La mafia arbitro ‘giudice’ chiamata a sistemare un contenzioso tra Comune e imprese in lite per un appalto. E’ quanto emerge dalle indagini della Dia di Catania che ha fatto luce su un intreccio tra imprese, dipendenti comunali, amministratori e criminalità organizzata nell’assegnazione di appalti.
A ‘lamentarsi’ con l’allora sindaco di Aci Catena, Ascensio Maesano, indagato, Vincenzo Guglielmino, amministratore di E.F. servizi ecologici, arrestato per mafia e corruzione, perché voleva riassegnato l’appalto che gli era stato tolto e assegnato a Rodolfo Briganti, rappresentante legale della Senesi, arrestato per corruzione. In quel caso, ricostruisce la Procura di Catania, c’è l’intervento del clan Cappello per mediare.
Secondo l’accusa Guglielmino “lungi dal subire le prevaricazioni dei clan mafiosi operanti nei territori ove si svolge la sua attività di impresa, si rapporta in modo paritario agli esponenti più rappresentativi dei clan mafiosi catanesi, in particolare al clan Cappello e al clan Laudani, considerandoli al pari di qualunque altro interlocutore commerciale dal quale acquistare servizi”.
Al clan Cappello, al quale viene ritenuto organico, “regolarmente e periodicamente eroga sostanziose somme di denaro (quasi fosse da considerare un costo di esercizio dell’impresa) in cambio, da un lato, del più tradizionale dei “servizi” offerti, vale a dire la protezione da eventuali danneggiamenti ai mezzi di esercizio della propria impresa perpetrati da clan rivali sul territorio”.

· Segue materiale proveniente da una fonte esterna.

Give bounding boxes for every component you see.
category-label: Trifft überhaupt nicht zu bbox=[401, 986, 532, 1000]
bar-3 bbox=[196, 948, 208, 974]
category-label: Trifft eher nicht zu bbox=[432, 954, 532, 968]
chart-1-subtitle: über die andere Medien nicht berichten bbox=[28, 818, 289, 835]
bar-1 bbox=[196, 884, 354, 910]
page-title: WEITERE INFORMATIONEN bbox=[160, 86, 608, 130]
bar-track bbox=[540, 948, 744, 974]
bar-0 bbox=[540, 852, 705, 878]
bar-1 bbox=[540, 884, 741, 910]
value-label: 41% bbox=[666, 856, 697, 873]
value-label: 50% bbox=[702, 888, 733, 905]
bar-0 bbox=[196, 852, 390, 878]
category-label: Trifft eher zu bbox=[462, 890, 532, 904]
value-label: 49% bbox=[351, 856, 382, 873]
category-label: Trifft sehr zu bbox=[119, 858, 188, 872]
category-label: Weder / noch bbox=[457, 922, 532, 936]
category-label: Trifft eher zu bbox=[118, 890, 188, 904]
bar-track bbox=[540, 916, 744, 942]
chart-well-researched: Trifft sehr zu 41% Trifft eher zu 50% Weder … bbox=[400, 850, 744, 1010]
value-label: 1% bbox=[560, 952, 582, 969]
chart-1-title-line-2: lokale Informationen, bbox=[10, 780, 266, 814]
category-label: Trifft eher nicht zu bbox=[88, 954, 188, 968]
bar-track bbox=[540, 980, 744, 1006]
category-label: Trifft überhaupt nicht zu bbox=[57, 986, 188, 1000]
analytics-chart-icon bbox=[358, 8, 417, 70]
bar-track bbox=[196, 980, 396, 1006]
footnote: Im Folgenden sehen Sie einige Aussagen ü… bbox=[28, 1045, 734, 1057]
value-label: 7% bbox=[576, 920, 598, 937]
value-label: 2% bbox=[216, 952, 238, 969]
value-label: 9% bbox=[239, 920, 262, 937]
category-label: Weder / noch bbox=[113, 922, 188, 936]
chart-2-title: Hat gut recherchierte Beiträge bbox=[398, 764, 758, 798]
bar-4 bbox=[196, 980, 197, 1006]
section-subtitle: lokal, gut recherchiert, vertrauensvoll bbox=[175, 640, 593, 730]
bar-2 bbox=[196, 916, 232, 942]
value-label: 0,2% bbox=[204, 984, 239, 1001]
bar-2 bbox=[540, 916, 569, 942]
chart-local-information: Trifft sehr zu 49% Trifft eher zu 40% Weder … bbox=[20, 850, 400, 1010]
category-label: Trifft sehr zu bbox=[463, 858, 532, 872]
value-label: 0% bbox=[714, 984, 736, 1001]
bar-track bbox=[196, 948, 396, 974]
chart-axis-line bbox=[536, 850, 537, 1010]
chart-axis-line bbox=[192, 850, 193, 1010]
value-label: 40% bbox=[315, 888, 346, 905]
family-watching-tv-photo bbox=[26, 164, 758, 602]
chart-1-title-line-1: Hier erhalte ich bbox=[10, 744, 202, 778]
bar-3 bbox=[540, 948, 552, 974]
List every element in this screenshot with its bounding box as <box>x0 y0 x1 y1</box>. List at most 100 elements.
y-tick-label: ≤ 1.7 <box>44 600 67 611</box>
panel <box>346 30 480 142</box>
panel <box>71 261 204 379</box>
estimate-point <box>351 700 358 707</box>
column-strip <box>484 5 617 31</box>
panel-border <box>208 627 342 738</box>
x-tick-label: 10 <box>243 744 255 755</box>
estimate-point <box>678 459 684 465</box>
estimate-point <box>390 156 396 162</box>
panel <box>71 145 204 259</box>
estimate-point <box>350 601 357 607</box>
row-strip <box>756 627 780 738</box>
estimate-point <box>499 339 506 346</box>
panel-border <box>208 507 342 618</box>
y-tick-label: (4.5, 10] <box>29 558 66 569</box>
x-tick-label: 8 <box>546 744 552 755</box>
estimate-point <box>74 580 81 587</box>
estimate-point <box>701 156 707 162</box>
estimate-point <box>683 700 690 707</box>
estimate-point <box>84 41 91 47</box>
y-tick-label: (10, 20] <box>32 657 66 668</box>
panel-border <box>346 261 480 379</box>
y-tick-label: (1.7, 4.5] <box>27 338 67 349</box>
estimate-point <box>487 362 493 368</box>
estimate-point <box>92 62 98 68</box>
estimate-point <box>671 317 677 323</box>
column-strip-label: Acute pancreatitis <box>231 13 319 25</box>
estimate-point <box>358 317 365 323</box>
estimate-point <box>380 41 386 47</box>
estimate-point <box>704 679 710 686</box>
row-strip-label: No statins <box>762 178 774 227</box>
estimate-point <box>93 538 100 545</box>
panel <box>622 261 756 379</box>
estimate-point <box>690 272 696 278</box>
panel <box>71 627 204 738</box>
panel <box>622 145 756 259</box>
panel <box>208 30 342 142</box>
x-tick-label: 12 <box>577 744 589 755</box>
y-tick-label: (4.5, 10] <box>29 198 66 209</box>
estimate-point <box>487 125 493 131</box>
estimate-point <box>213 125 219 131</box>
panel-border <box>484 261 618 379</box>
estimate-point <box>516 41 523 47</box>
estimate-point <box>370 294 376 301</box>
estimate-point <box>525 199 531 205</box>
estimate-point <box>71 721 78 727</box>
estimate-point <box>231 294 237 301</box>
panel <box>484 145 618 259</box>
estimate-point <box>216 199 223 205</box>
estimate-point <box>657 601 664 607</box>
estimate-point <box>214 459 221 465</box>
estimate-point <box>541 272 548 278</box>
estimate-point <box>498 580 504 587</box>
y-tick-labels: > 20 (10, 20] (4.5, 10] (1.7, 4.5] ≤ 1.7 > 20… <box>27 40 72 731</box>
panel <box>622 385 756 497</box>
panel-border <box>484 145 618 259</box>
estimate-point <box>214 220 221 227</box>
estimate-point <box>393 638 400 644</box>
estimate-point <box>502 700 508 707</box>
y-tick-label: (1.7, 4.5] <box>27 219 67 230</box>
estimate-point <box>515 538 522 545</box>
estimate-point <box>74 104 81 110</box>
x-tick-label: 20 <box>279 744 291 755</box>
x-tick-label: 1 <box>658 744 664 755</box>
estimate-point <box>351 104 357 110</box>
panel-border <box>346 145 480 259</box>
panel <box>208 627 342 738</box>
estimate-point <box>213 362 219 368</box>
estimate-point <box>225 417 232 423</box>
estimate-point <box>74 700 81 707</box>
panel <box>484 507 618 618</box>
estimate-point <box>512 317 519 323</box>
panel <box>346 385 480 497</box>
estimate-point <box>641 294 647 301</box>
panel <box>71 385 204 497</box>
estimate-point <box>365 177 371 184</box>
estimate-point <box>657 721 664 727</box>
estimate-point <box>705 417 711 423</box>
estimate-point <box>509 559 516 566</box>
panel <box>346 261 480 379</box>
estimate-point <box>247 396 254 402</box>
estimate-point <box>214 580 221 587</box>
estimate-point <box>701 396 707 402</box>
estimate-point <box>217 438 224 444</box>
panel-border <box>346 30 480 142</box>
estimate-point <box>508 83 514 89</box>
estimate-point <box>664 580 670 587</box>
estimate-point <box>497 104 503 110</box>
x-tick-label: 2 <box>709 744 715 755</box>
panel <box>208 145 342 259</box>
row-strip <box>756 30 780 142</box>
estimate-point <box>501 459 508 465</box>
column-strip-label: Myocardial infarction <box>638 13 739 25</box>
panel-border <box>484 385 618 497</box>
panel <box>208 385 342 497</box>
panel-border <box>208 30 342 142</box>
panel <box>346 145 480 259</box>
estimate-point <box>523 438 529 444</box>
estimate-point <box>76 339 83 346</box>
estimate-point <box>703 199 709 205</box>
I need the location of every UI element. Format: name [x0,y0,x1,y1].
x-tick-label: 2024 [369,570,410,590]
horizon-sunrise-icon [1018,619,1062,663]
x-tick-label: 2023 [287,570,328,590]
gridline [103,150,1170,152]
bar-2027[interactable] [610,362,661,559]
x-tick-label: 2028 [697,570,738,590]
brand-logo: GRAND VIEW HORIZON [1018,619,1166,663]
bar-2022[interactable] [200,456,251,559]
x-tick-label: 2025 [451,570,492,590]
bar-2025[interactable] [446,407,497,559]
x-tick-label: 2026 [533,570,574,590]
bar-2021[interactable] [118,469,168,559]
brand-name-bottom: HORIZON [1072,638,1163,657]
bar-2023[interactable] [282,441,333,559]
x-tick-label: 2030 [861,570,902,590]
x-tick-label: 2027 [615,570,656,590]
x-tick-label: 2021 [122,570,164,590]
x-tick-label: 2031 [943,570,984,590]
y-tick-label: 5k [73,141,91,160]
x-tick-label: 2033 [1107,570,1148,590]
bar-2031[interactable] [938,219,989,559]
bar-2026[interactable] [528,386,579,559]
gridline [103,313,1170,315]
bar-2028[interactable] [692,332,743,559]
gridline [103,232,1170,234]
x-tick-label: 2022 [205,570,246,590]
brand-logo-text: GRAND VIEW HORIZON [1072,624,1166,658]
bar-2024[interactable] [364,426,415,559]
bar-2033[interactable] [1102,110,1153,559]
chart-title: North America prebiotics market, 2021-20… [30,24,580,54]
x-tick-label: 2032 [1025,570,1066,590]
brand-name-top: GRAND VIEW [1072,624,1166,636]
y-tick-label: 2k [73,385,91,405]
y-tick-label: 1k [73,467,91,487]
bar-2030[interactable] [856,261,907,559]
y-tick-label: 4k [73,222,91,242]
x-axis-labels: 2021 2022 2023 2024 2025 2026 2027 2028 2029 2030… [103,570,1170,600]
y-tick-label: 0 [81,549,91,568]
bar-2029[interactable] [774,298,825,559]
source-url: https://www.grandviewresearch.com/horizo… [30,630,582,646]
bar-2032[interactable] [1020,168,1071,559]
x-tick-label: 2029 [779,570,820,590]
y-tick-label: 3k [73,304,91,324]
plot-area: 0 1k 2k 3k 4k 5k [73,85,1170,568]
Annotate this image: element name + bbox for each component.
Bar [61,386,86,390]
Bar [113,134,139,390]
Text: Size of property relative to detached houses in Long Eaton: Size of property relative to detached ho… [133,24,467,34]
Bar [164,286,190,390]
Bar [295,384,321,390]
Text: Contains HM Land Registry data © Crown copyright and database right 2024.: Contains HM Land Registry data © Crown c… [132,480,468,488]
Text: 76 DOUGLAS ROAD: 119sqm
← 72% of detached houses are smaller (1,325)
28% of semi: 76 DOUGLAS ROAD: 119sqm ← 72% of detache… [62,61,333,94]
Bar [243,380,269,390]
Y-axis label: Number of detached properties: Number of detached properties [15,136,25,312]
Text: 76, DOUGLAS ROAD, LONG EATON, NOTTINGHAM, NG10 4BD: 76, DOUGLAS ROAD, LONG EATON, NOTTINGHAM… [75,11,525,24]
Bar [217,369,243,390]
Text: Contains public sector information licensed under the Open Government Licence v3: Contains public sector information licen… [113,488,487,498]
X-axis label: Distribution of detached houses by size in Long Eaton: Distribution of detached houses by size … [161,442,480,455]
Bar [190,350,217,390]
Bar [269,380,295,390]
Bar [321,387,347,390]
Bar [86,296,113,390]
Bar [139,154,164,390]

Dall’altra parte, Guglielmino ha il “sostegno, rafforzato dalle tipiche modalità mafiose di intimidazione e soggezione, per l’affermazione e il mantenimento del monopolio delle sue imprese sul territorio, come anche per l’ulteriore ampliamento dei propri affari e, di conseguenza, dei propri introiti attraverso l’aggiudicazione di nuovi appalti”.
Sono sedici le persone arrestate e tra di loro ci sono presunti mafiosi appartenenti ai clan Cappello e Laudani, ma anche imprenditori, funzionari pubblici e perfino un giornalista. L’inchiesta dalla Dia di Catania riguarda l’illecita gestione della raccolta dei rifiuti, nei comuni di Trecastagni, Misterbianco e Aci Catena, ma avrebbe diramazioni nella Sicilia Orientale.
Nel medesimo contesto la Dia ha sequestrato una società del valore complessivo di 30 milioni di euro circa che sarebbe stata utilizzata per commettere i reati in questione ma forse anche per riciclare denaro proveniente da attività illecite.
“I clan Laudani e Cappello decidono di non destare allarme sociale e quindi di mettersi d’accordo quando si tratta di favorire una ditta dei rifiuti piuttosto che un’altra profondamente infiltrate dalla mafia”. Lo ha detto il procuratore di Catania, Carmelo Zuccaro durante la conferenza stampa sull’operazione Gorgoni della Dia.
“Ditte che hanno ricevuto vantaggi veramente indebiti – ha aggiunto Zuccaro – da Comuni che invece sono in dissesto e che comunque non ricevono sotto il profilo del pagamento delle tasse destinate alla raccolta dei rifiuti, somme che corrispondono agli importi di appalti che concedono. È impossibile che gli amministratori non si rendano conto che i loro Comuni erogano somme di denaro che vanno al di là delle loro capacità. Nessuno di questi amministratori segnala queste disfunzioni all’autorità giudiziaria: questo non si può più tollerare. L’appello che rivolgo alle pubbliche amministrazioni – ha concluso il procuratore di Catania – è di non essere conniventi con la mafia e più attenti al controllo della legalità nei territori che gestiscono”.